To Isaac Winston
Washington Apl. 29. 1805.
I have been favored with yours of the 18th.1 but not in time to be acknowledged by the mail of last week. I am not in immediate want of Carriage horses, but probably shall in the course of a year or so. I had contemplated a further use of the pair I have, untill I could provide a large & handsome pair to take their place, and untill I could find in my resources a convenient surplus beyond the demands on them. The offer you make is very friendly, and lays me under obligation: Whether I ought to accept it depends first on the degree of convenience with which you can await mine in making payment: Secondly on the ensemble of the horses, of which some allusion to the probable price would have better inabled me to judge.
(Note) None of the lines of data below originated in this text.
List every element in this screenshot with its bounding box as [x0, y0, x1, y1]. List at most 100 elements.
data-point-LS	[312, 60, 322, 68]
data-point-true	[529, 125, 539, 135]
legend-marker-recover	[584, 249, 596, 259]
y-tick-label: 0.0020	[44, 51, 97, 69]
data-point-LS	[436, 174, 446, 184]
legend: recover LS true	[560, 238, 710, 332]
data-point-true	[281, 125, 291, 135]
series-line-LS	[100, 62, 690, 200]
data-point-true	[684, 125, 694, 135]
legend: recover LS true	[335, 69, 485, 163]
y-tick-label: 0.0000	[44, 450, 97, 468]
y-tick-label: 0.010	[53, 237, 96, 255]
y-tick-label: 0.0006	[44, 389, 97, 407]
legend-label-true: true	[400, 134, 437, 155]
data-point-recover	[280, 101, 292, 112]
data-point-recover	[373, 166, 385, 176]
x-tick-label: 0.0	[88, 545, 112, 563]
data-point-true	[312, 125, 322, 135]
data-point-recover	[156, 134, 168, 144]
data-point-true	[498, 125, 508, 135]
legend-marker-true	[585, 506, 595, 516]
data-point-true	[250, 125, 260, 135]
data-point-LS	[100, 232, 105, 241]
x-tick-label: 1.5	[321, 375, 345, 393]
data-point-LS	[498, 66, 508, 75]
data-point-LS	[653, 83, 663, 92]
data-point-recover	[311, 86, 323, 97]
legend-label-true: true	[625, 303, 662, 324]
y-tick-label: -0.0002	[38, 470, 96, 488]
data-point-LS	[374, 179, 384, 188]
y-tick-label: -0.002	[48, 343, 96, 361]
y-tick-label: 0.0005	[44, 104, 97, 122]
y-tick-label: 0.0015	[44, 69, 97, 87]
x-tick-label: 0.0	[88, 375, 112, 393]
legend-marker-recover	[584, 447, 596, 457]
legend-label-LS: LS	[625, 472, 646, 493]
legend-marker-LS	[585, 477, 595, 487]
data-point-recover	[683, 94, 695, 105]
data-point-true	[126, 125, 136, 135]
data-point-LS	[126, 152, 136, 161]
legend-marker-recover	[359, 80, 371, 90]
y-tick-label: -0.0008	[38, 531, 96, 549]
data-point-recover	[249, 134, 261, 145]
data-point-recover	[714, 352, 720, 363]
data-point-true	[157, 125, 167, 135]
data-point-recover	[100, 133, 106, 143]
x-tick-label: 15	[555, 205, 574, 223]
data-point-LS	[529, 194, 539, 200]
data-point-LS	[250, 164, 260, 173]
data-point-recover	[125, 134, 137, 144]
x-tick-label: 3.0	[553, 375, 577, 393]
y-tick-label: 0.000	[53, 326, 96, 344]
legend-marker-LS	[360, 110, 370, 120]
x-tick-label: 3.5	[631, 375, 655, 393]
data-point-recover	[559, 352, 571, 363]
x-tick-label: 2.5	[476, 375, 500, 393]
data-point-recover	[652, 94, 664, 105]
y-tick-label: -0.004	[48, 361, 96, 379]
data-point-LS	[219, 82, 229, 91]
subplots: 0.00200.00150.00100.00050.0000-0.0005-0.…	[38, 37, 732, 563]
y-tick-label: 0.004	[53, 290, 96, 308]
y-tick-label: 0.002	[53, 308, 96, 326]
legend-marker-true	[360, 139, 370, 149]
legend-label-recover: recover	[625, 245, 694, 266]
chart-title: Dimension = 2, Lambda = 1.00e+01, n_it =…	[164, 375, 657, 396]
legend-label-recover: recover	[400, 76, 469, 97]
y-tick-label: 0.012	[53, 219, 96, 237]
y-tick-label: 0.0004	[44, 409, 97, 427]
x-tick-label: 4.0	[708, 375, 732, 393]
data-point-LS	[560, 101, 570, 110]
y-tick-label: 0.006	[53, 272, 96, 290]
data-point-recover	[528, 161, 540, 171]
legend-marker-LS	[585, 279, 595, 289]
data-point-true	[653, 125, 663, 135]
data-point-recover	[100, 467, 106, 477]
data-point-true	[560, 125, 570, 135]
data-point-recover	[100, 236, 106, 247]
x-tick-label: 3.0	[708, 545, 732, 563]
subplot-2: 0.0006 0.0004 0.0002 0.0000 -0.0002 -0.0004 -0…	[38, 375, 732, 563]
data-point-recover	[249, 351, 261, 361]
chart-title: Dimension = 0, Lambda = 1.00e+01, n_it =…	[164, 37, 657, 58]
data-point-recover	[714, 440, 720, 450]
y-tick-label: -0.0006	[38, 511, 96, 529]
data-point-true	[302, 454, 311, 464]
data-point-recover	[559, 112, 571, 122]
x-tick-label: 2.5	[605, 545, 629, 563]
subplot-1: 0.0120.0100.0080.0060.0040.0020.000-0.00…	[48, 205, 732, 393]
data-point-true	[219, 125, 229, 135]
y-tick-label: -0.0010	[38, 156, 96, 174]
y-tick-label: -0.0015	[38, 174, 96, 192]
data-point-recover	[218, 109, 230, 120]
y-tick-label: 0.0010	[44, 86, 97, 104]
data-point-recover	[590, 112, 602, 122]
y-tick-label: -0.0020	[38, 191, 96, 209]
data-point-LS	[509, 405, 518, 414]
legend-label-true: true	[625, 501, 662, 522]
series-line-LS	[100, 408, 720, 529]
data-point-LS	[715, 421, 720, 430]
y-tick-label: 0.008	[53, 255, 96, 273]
As to the first point I am unwilling to expose you to the risk of suffering from my delay, which tho’ I have reason to calculate that it would not be necessarily considerable, might prove so from unforeseen expences of which I have had already sufficient experience. As to the second, the omission may easily be supplied by a few lines from you. In the mean time however I insist that if you have decided to part with your horses, that you do not lose or endanger any opportunity that may offer; it being so very unlikely that in any event I shall be led to avail myself of the kind proposition you have made me.
I take this occasion, whilst I beg you to excuse the delay, to thank you for the trouble and the terms by which you procured me the Mare Clio. I have learnt from Gooch that she got safe into his hands, and I shall put her with some others to the best horse to be found. Having seen Dr Thornton’s Horse Cliffden,2 and heard from good authority the reputation of his Colts, I propose to give him the preference. He stands near Manchester.3 I have long regretted that in rearing horses I have so long made use of inferior brood mares, particularly those not thorough-bred, to which fancy & fashion attach so much value: and shall in future endeavor to repair the error.
Be so good as to present my affectionate respects to your father Mrs. W. and the family. I leave to my wife the account of mine. She writes by this mail. Very sincerely & respectfully I am Dr. Sir, Yours
1. Letter not found.
2. See William Thornton to JM, 19 Nov. 1804, PJM-SS, description begins Robert J. Brugger et al., eds., The Papers of James Madison: Secretary of State Series (9 vols. to date; Charlottesville, Va., 1986–). description ends 8:304–5 and n. 5.
3. Manchester, Virginia, was a community southwest of the James River; it was incorporated into the city limits of Richmond in 1910 (Benjamin B. Weisiger III, Old Manchester & Its Environs, 1769–1910 [Richmond, 1993], 1, 30).